Minuman yang berhasiat menyehatkan tubuh yang mengandung komponen aktif
rempah-rempah adalah kunyit asem, minuman
sari jahe instan, dan sari temulawak.
Pangan
fungsional merupakan suatu produk pangan yang mempunyai prospek yang cerah baik
ditinjau dari segi khasiatnya, masyarakat, industri pangan maupun
pemerintah. Sehingga peluang kemungkinan
dikembangkannya produk pangan fungsional baru yang dapat diterima secara luas
masih terbuka lebar, untuk itu dalam memproduksinya harus benar-benar
direncanakan dan dirancang dengan baik dan matang.
DAFTAR PUSTAKA
Bonio, M.
1994. Magic Ingredients. Food Techn., 48(10):37.

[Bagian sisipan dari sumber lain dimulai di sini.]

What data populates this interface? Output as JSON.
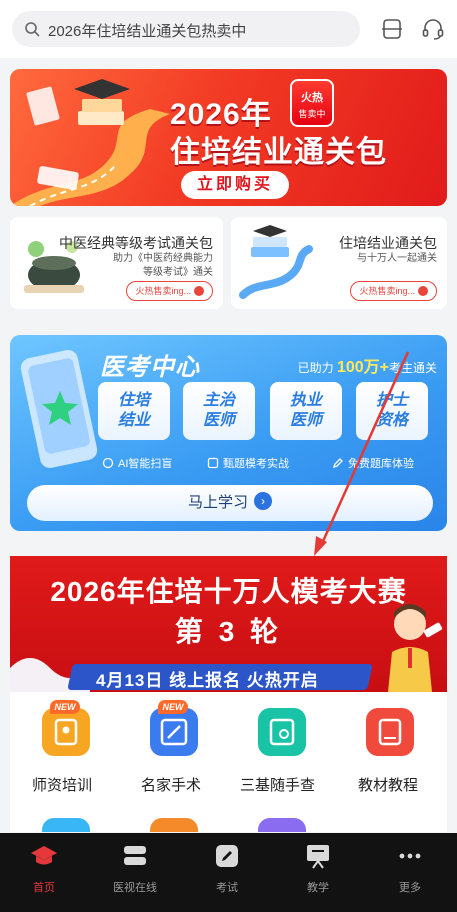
{
  "search": {
    "placeholder": "2026年住培结业通关包热卖中"
  },
  "header_icons": [
    "scan-icon",
    "headset-icon"
  ],
  "banner_top": {
    "title_line1": "2026年",
    "title_line2": "住培结业通关包",
    "badge_line1": "火热",
    "badge_line2": "售卖中",
    "button": "立即购买"
  },
  "cards": [
    {
      "title": "中医经典等级考试通关包",
      "subtitle_line1": "助力《中医药经典能力",
      "subtitle_line2": "等级考试》通关",
      "pill": "火热售卖ing..."
    },
    {
      "title": "住培结业通关包",
      "subtitle_line1": "与十万人一起通关",
      "subtitle_line2": "",
      "pill": "火热售卖ing..."
    }
  ],
  "exam_center": {
    "title": "医考中心",
    "help_prefix": "已助力",
    "help_number": "100万+",
    "help_suffix": "考生通关",
    "tiles": [
      {
        "line1": "住培",
        "line2": "结业"
      },
      {
        "line1": "主治",
        "line2": "医师"
      },
      {
        "line1": "执业",
        "line2": "医师"
      },
      {
        "line1": "护士",
        "line2": "资格"
      }
    ],
    "features": [
      "AI智能扫盲",
      "甄题模考实战",
      "免费题库体验"
    ],
    "button": "马上学习"
  },
  "contest_banner": {
    "line1": "2026年住培十万人模考大赛",
    "line2": "第 3 轮",
    "info": "4月13日 线上报名 火热开启"
  },
  "grid_items": [
    {
      "label": "师资培训",
      "new": "NEW",
      "color": "#f7a623"
    },
    {
      "label": "名家手术",
      "new": "NEW",
      "color": "#3b7bf0"
    },
    {
      "label": "三基随手查",
      "new": "",
      "color": "#19c3a6"
    },
    {
      "label": "教材教程",
      "new": "",
      "color": "#f04a3c"
    }
  ],
  "tabs": [
    {
      "label": "首页",
      "active": true
    },
    {
      "label": "医视在线",
      "active": false
    },
    {
      "label": "考试",
      "active": false
    },
    {
      "label": "教学",
      "active": false
    },
    {
      "label": "更多",
      "active": false
    }
  ],
  "colors": {
    "accent": "#e5383b",
    "exam_blue": "#3a9cf3",
    "tabbar": "#121212"
  }
}
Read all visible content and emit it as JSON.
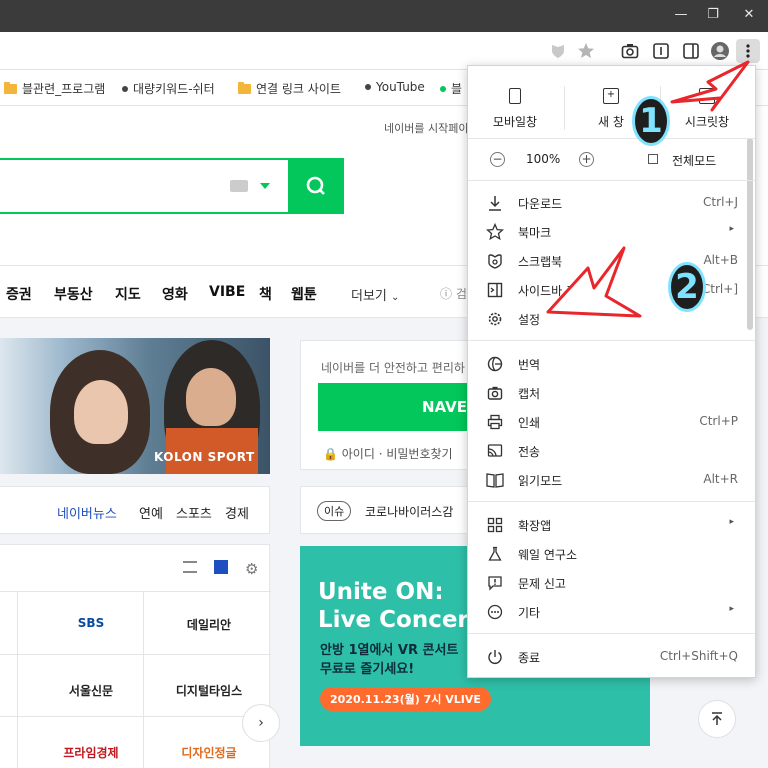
{
  "window": {
    "minimize": "—",
    "maximize": "❐",
    "close": "✕"
  },
  "bookmarks": [
    {
      "label": "블관련_프로그램",
      "type": "folder"
    },
    {
      "label": "대량키워드-쉬터",
      "type": "dot"
    },
    {
      "label": "연결 링크 사이트",
      "type": "folder"
    },
    {
      "label": "YouTube",
      "type": "dot"
    },
    {
      "label": "블",
      "type": "dot-green"
    }
  ],
  "page": {
    "start_text": "네이버를 시작페이",
    "nav": [
      "증권",
      "부동산",
      "지도",
      "영화",
      "VIBE",
      "책",
      "웹툰"
    ],
    "more": "더보기",
    "nav_tail": "검",
    "banner_brand": "KOLON SPORT",
    "login_hint": "네이버를 더 안전하고 편리하",
    "login_button": "NAVE",
    "login_id": "아이디",
    "login_pw": "비밀번호찾기",
    "news_tabs": [
      "네이버뉴스",
      "연예",
      "스포츠",
      "경제"
    ],
    "press": [
      "SBS",
      "데일리안",
      "서울신문",
      "디지털타임스",
      "프라임경제",
      "디자인정글"
    ],
    "issue_badge": "이슈",
    "issue_text": "코로나바이러스감",
    "ad_title": "Unite ON:\nLive Concer",
    "ad_sub": "안방 1열에서 VR 콘서트\n무료로 즐기세요!",
    "ad_pill": "2020.11.23(월) 7시 VLIVE"
  },
  "menu": {
    "top": [
      {
        "label": "모바일창"
      },
      {
        "label": "새 창"
      },
      {
        "label": "시크릿창"
      }
    ],
    "zoom": {
      "value": "100%",
      "minus": "−",
      "plus": "+",
      "fullscreen": "전체모드"
    },
    "group1": [
      {
        "label": "다운로드",
        "shortcut": "Ctrl+J",
        "icon": "download-icon"
      },
      {
        "label": "북마크",
        "shortcut": "",
        "arrow": "▸",
        "icon": "star-icon"
      },
      {
        "label": "스크랩북",
        "shortcut": "Alt+B",
        "icon": "scrapbook-icon"
      },
      {
        "label": "사이드바 표시",
        "shortcut": "Ctrl+]",
        "icon": "sidebar-icon"
      },
      {
        "label": "설정",
        "shortcut": "",
        "icon": "gear-icon"
      }
    ],
    "group2": [
      {
        "label": "번역",
        "shortcut": "",
        "icon": "translate-icon"
      },
      {
        "label": "캡처",
        "shortcut": "",
        "icon": "camera-icon"
      },
      {
        "label": "인쇄",
        "shortcut": "Ctrl+P",
        "icon": "print-icon"
      },
      {
        "label": "전송",
        "shortcut": "",
        "icon": "cast-icon"
      },
      {
        "label": "읽기모드",
        "shortcut": "Alt+R",
        "icon": "book-icon"
      }
    ],
    "group3": [
      {
        "label": "확장앱",
        "shortcut": "",
        "arrow": "▸",
        "icon": "extensions-icon"
      },
      {
        "label": "웨일 연구소",
        "shortcut": "",
        "icon": "flask-icon"
      },
      {
        "label": "문제 신고",
        "shortcut": "",
        "icon": "report-icon"
      },
      {
        "label": "기타",
        "shortcut": "",
        "arrow": "▸",
        "icon": "more-icon"
      }
    ],
    "quit": {
      "label": "종료",
      "shortcut": "Ctrl+Shift+Q",
      "icon": "power-icon"
    }
  },
  "annotations": {
    "badge1": "1",
    "badge2": "2"
  },
  "colors": {
    "accent": "#03c75a",
    "annotation_red": "#e8262b",
    "badge_cyan": "#7fe3ff"
  }
}
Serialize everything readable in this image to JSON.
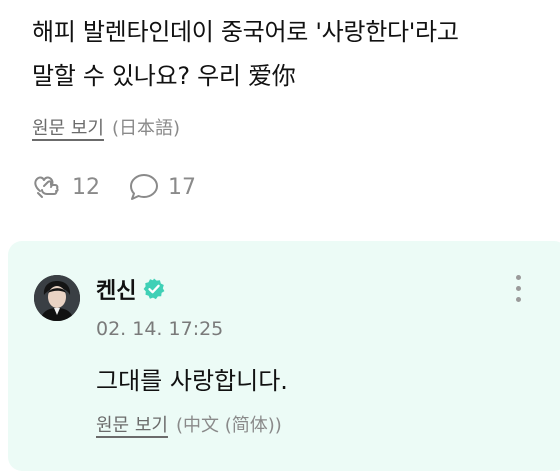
{
  "post": {
    "line1": "해피 발렌타인데이 중국어로 '사랑한다'라고",
    "line2": "말할 수 있나요? 우리 爱你",
    "translate_link": "원문 보기",
    "translate_lang": "(日本語)",
    "likes_count": "12",
    "comments_count": "17"
  },
  "reply": {
    "author_name": "켄신",
    "verified": true,
    "timestamp": "02. 14. 17:25",
    "text": "그대를 사랑합니다.",
    "translate_link": "원문 보기",
    "translate_lang": "(中文 (简体))"
  },
  "colors": {
    "card_background": "#ecfbf6",
    "verified_badge": "#3fd0b6",
    "muted_text": "#8a8a8a"
  }
}
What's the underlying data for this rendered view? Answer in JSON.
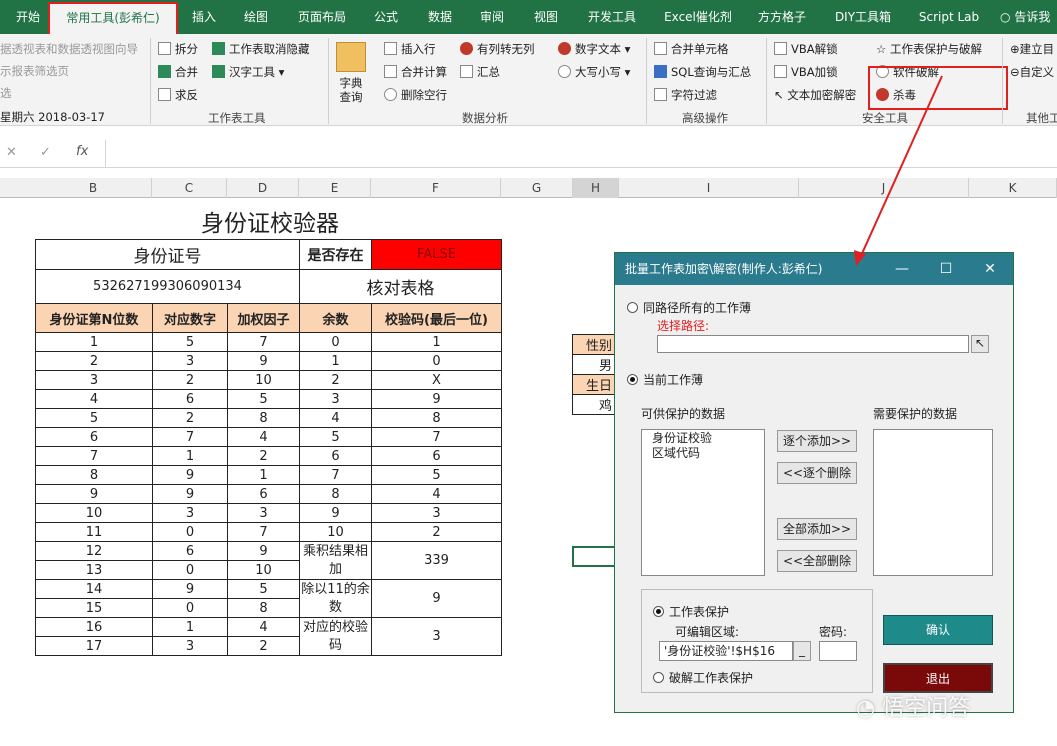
{
  "tabs": [
    "开始",
    "常用工具(彭希仁)",
    "插入",
    "绘图",
    "页面布局",
    "公式",
    "数据",
    "审阅",
    "视图",
    "开发工具",
    "Excel催化剂",
    "方方格子",
    "DIY工具箱",
    "Script Lab",
    "告诉我"
  ],
  "ribbon": {
    "left_items": [
      "据透视表和数据透视图向导",
      "示报表筛选页",
      "选",
      "星期六 2018-03-17"
    ],
    "worksheet_tools": [
      "拆分",
      "工作表取消隐藏",
      "合并",
      "汉字工具",
      "求反"
    ],
    "dict_query": "字典查询",
    "data_analysis": [
      "插入行",
      "有列转无列",
      "合并计算",
      "汇总",
      "删除空行",
      "数字文本",
      "大写小写"
    ],
    "advanced": [
      "合并单元格",
      "SQL查询与汇总",
      "字符过滤"
    ],
    "security": [
      "VBA解锁",
      "工作表保护与破解",
      "VBA加锁",
      "软件破解",
      "文本加密解密",
      "杀毒"
    ],
    "other": [
      "建立目",
      "自定义"
    ],
    "groups": [
      "工作表工具",
      "数据分析",
      "高级操作",
      "安全工具",
      "其他工"
    ]
  },
  "formula_bar": {
    "cancel": "✕",
    "enter": "✓",
    "fx": "fx"
  },
  "columns": [
    "B",
    "C",
    "D",
    "E",
    "F",
    "G",
    "H",
    "I",
    "J",
    "K"
  ],
  "sheet": {
    "title": "身份证校验器",
    "id_label": "身份证号",
    "exists_label": "是否存在",
    "exists_value": "FALSE",
    "id_value": "532627199306090134",
    "check_table": "核对表格",
    "headers": [
      "身份证第N位数",
      "对应数字",
      "加权因子",
      "余数",
      "校验码(最后一位)"
    ],
    "rows": [
      [
        1,
        5,
        7
      ],
      [
        2,
        3,
        9
      ],
      [
        3,
        2,
        10
      ],
      [
        4,
        6,
        5
      ],
      [
        5,
        2,
        8
      ],
      [
        6,
        7,
        4
      ],
      [
        7,
        1,
        2
      ],
      [
        8,
        9,
        1
      ],
      [
        9,
        9,
        6
      ],
      [
        10,
        3,
        3
      ],
      [
        11,
        0,
        7
      ],
      [
        12,
        6,
        9
      ],
      [
        13,
        0,
        10
      ],
      [
        14,
        9,
        5
      ],
      [
        15,
        0,
        8
      ],
      [
        16,
        1,
        4
      ],
      [
        17,
        3,
        2
      ]
    ],
    "remainders": [
      [
        0,
        "1"
      ],
      [
        1,
        "0"
      ],
      [
        2,
        "X"
      ],
      [
        3,
        "9"
      ],
      [
        4,
        "8"
      ],
      [
        5,
        "7"
      ],
      [
        6,
        "6"
      ],
      [
        7,
        "5"
      ],
      [
        8,
        "4"
      ],
      [
        9,
        "3"
      ],
      [
        10,
        "2"
      ]
    ],
    "summary": [
      [
        "乘积结果相加",
        "339"
      ],
      [
        "除以11的余数",
        "9"
      ],
      [
        "对应的校验码",
        "3"
      ]
    ],
    "mini": [
      "性别",
      "男",
      "生日",
      "鸡"
    ]
  },
  "dialog": {
    "title": "批量工作表加密\\解密(制作人:彭希仁)",
    "opt_same_path": "同路径所有的工作薄",
    "select_path": "选择路径:",
    "opt_current": "当前工作薄",
    "available": "可供保护的数据",
    "needed": "需要保护的数据",
    "list_items": [
      "身份证校验",
      "区域代码"
    ],
    "btn_add_one": "逐个添加>>",
    "btn_del_one": "<<逐个删除",
    "btn_add_all": "全部添加>>",
    "btn_del_all": "<<全部删除",
    "opt_protect": "工作表保护",
    "editable_range": "可编辑区域:",
    "range_value": "'身份证校验'!$H$16",
    "password": "密码:",
    "opt_crack": "破解工作表保护",
    "btn_confirm": "确认",
    "btn_exit": "退出"
  },
  "watermark": "悟空问答"
}
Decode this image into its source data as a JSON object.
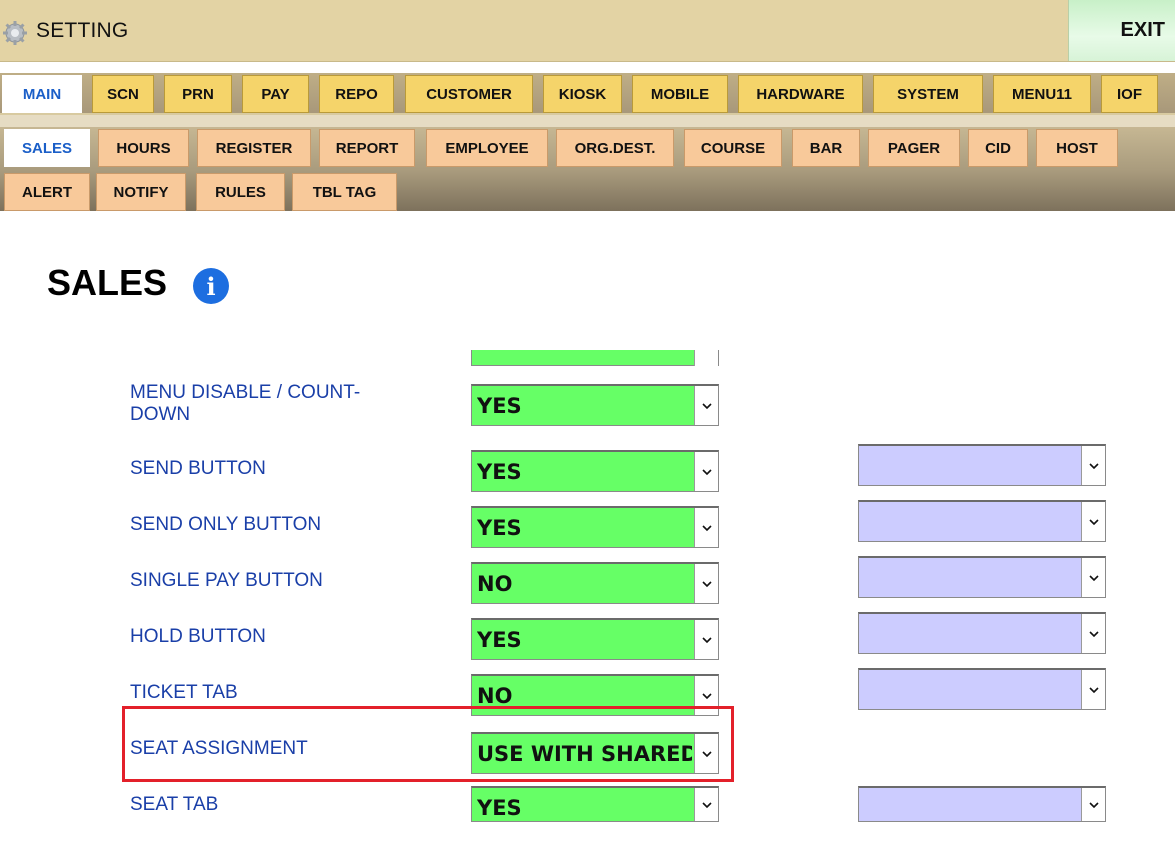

Goldberg, I. 1994. Functional Foods.
Head, R.J.
1995. Approaches to Definition
and Substantiation. First International
Conference on East – West perspective on Functional Food. Singapore. September 26-29.
Muchtadi,
D. 1996.
Makanan Fungsional : Pengendalian dan Perancangannya. Kursus Singkat makanan Fungsional. Yogyakarta, 8-9 Juli 1996.
Suriasumantri,
J.S. 1996. Filsafat Ilmu sebuah pengantar populer. Pustaka Sinar Harapan. Jakarta.
Suriasumantri, J.
S. 1997.
Ilmu dalam Perspektif. Yayasan
Obor Indonesia. Jakarta.
Thoyibi,
M. 1994.
Filsafat Ilmu dan Perkembangannya.
Tomomatsu, H. 1994. Health effects of oligosaccharides. Food Techn., 48(10):61.
Wijaya,
C.H. 1996. Komponen Bioaktif . Kursus Singkat Makanan Fungsional. Yogyakarta, 8-9 Juli 1996.